President Biden rarely talks about the Inflation Reduction Act’s massive clean energy investments without mentioning the millions of new American jobs it's set to create over the coming decade.1
And for good reason: It’s a tidy policy vision that resonates with voters across the ideological spectrum. From the climate concerned to the totally unbothered, who’s against American job creation?
Unlocking the industrial might of the American worker is certainly a worthy proposition, but the reality might not be as clear as the administration makes it out to be. Our labor market is tighter than a rotten clam shell, companies in the clean energy sector are already struggling to hire workers, and while job training programs exist, we’re looking at a job market that, according to the Political Economy Research Institute, could grow to 9 million by the end of the decade.

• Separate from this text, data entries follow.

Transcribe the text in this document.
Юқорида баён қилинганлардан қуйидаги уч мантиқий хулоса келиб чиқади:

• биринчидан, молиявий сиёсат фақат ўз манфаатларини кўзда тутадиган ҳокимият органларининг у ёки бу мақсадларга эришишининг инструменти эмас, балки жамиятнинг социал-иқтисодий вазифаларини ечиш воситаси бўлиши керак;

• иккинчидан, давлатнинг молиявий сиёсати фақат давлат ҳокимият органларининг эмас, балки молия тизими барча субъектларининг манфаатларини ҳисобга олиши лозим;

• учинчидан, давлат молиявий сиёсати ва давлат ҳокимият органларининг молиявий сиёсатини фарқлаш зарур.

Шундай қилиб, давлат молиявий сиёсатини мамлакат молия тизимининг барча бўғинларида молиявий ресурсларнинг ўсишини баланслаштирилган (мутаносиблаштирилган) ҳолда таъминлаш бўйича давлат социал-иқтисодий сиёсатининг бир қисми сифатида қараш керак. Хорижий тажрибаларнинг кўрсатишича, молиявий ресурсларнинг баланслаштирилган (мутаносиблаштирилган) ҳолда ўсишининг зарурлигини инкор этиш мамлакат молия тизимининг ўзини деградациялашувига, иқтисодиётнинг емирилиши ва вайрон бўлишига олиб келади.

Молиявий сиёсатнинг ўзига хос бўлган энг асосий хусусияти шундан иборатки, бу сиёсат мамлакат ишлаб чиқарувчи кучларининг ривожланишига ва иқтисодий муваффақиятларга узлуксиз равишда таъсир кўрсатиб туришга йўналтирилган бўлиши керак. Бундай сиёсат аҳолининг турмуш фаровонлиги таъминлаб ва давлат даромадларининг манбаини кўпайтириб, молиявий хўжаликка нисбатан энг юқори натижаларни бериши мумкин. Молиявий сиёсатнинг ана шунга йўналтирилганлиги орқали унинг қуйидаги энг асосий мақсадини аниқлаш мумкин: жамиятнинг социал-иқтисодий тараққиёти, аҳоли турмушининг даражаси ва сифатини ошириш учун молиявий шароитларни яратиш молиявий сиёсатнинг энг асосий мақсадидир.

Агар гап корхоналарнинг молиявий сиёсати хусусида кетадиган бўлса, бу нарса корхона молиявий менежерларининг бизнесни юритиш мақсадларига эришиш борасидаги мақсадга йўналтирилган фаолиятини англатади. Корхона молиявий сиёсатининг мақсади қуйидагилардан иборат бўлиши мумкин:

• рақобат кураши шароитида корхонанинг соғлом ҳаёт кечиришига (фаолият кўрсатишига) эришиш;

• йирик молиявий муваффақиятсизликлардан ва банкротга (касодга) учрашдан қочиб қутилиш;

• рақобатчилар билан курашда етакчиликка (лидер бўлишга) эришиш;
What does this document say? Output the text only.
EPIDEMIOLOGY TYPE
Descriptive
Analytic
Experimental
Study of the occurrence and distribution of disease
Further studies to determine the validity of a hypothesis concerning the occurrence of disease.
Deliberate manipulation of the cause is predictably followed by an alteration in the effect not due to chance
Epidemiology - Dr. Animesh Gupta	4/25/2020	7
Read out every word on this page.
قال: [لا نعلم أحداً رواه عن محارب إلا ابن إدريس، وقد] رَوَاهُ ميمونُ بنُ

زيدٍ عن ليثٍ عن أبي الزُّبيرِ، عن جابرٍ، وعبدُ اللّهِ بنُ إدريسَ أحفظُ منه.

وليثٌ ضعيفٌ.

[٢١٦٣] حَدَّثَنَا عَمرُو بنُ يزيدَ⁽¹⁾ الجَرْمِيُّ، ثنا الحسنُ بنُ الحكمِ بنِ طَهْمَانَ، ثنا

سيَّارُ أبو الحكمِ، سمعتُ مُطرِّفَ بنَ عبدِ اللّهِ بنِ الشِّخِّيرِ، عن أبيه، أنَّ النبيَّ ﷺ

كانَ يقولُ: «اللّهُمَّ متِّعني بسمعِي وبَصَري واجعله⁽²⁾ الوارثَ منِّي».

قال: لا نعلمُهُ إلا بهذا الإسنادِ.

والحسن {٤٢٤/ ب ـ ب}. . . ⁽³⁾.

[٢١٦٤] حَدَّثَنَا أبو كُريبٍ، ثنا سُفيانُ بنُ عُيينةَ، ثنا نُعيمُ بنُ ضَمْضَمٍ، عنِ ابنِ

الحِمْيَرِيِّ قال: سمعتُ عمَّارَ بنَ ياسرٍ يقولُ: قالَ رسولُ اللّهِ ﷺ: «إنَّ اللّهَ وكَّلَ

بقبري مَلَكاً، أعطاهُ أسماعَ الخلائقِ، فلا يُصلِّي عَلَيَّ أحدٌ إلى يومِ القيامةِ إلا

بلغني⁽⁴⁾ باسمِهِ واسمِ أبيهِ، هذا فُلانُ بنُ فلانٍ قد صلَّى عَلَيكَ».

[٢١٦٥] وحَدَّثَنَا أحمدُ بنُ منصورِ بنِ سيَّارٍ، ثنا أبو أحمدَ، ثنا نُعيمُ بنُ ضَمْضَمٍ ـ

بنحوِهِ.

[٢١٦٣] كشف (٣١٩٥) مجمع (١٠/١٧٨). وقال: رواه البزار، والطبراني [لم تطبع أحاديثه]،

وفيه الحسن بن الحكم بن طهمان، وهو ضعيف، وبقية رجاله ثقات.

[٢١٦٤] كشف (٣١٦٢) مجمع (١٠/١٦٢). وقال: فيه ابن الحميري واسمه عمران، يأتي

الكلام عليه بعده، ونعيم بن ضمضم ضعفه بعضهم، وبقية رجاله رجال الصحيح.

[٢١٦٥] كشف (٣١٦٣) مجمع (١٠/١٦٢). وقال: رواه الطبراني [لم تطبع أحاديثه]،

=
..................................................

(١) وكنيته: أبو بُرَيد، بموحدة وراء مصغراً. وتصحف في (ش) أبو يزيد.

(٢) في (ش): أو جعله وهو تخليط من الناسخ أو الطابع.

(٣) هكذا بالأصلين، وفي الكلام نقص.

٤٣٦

In short, we won’t be able to unlock the full might of the IRA’s investment capital without the complementary labor capital to build it.
What’s the solution? Expanded skills based immigration. Specifically, specialized visas that will allow clean energy companies to hire skilled workers who can help build the infrastructure we need to unleash energy abundance.
Let’s call them Energy Visas. Because just like American jobs, who doesn’t love energy?
Energy Visas
“Job” is obviously an amorphous term. It’s worth asking, what jobs are being created in the clean energy sector, and consequently, what types of workers will be eligible for the Energy Visa program?
We might be inventing a new visa program, but we don’t need to invent any new definitions. The Department of Energy defines “clean energy jobs,” as related to “renewable energy; grid technologies and storage; traditional electricity transmission and distribution for electricity; nuclear energy; a subset of energy efficiency that does not involve fossil fuel burning equipment; biofuels; and plug-in hybrid, battery electric, and hydrogen fuel cell vehicles and components.
This encompasses a wide range of jobs. But to give you an idea of which needs the Energy Visa program will look to fill, let’s look at some of the areas that need it the most.
Nine out of ten US solar companies are struggling to hire skilled labor for new installations. There’s already an 80,000-electrician shortage, and we’ll need about a million new ones by the end of the decade. The wind turbine industry, EV battery sector, and nuclear industry are all facing and will face increasing worker needs in the coming years.
In addition to these labor shortages, Brookings economist Sanjay Patnaik told me that what’s “often unappreciated, is that the number of job separations projected are even higher, compounding the need to prepare the labor force for these jobs.” He also shared a study that showed we could be looking at a green skills gap of 7 million by the end of the decade without any policy intervention.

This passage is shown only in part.